По пути в Женеву у городка Сен-Жюльен мы неожиданно свернули на боковую улочку, промчались несколько кварталов и остановились.

– В этом доме живёт моя мать. Я загляну к ней ненадолго. Хотите, пойдёмте со мной. Познакомитесь… – Патрик невозмутимо поманил меня за собой.

Своим ключом он открыл дверь в двухэтажный безликий дом. Старая деревянная лестница вела сразу на второй этаж. Мы прошли по коридору мимо старинных сундуков, заставленных сверху картонными коробками. Патрик постучал в дверь:

– Мама, здравствуй! Можно войти?

За дверью негромко вскрикнул женский голос, открылась дверь, и я увидел невысокую худую старушку лет восьмидесяти в тёмном платье с отложным белым воротничком:

– Патрик! Мой дорогой Патрик! – худые руки обхватили его шею, щека прижалась к груди.

– Мама, очень рад, что выбрался к тебе! Со мной гость из России! Православный.

– Вот как? – старушка слегка улыбнулась, протянула невесомую ладонь и вновь глянула на Патрика: – Хотите что-нибудь перекусить? Могу угостить сидром.

– Спасибо, мы только что пообедали.

– Ну, хорошо… Ты опять спешишь? Останьтесь хоть ненадолго!

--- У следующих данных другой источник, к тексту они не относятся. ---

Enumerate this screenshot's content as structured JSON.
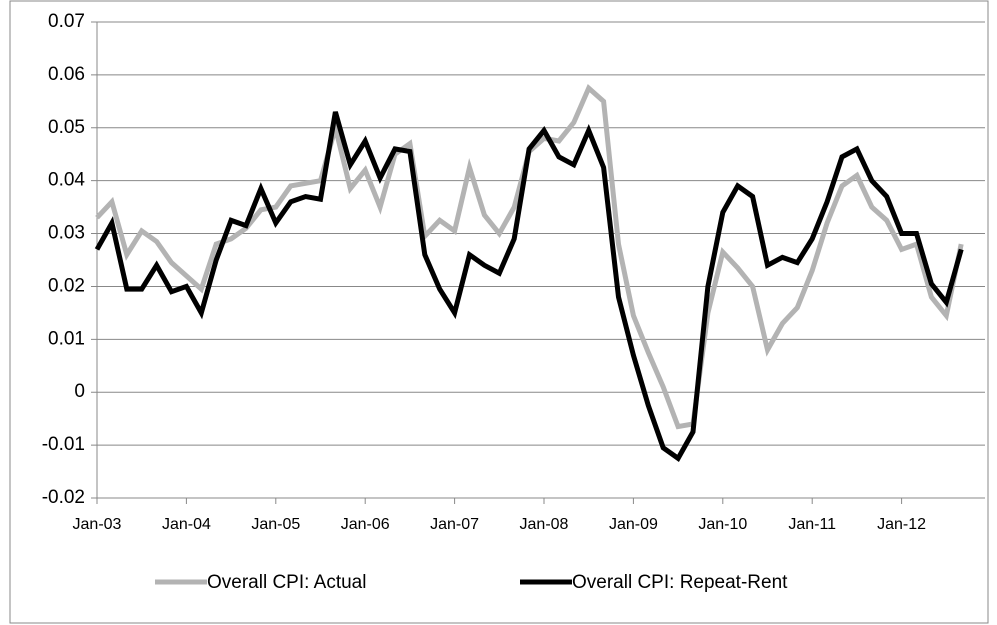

Мы прошли в комнату, переполненную старой добротной мебелью, множеством вещей, вещиц, коробочек. Уселись в кресла у окна. Разговор начался неспешно и незамысловато: о здоровье, каких-то родственниках, но неожиданно прервался. Старушка вздохнула с невыразимой, смиренной грустью:

– Ты всё в дороге, в дороге…

– Да, мама, простите. Такая у меня жизнь, – Патрик опустил глаза.

– Я знаю.

Было видно, как её мучали одиночество, немощи и давняя тоска.

– Сегодня праздник Пасхи, – вырвалось у меня, – Поздравляю вас!

Старушка повернулась ко мне и кивнула с грустной улыбкой:

– Спасибо!

– Местный священник раз в неделю заходит к маме. И сёстры из конгрегации её навещают, – Патрик произнёс эти слова, будто не в оправдание, а объясняя, как устроена здесь жизнь.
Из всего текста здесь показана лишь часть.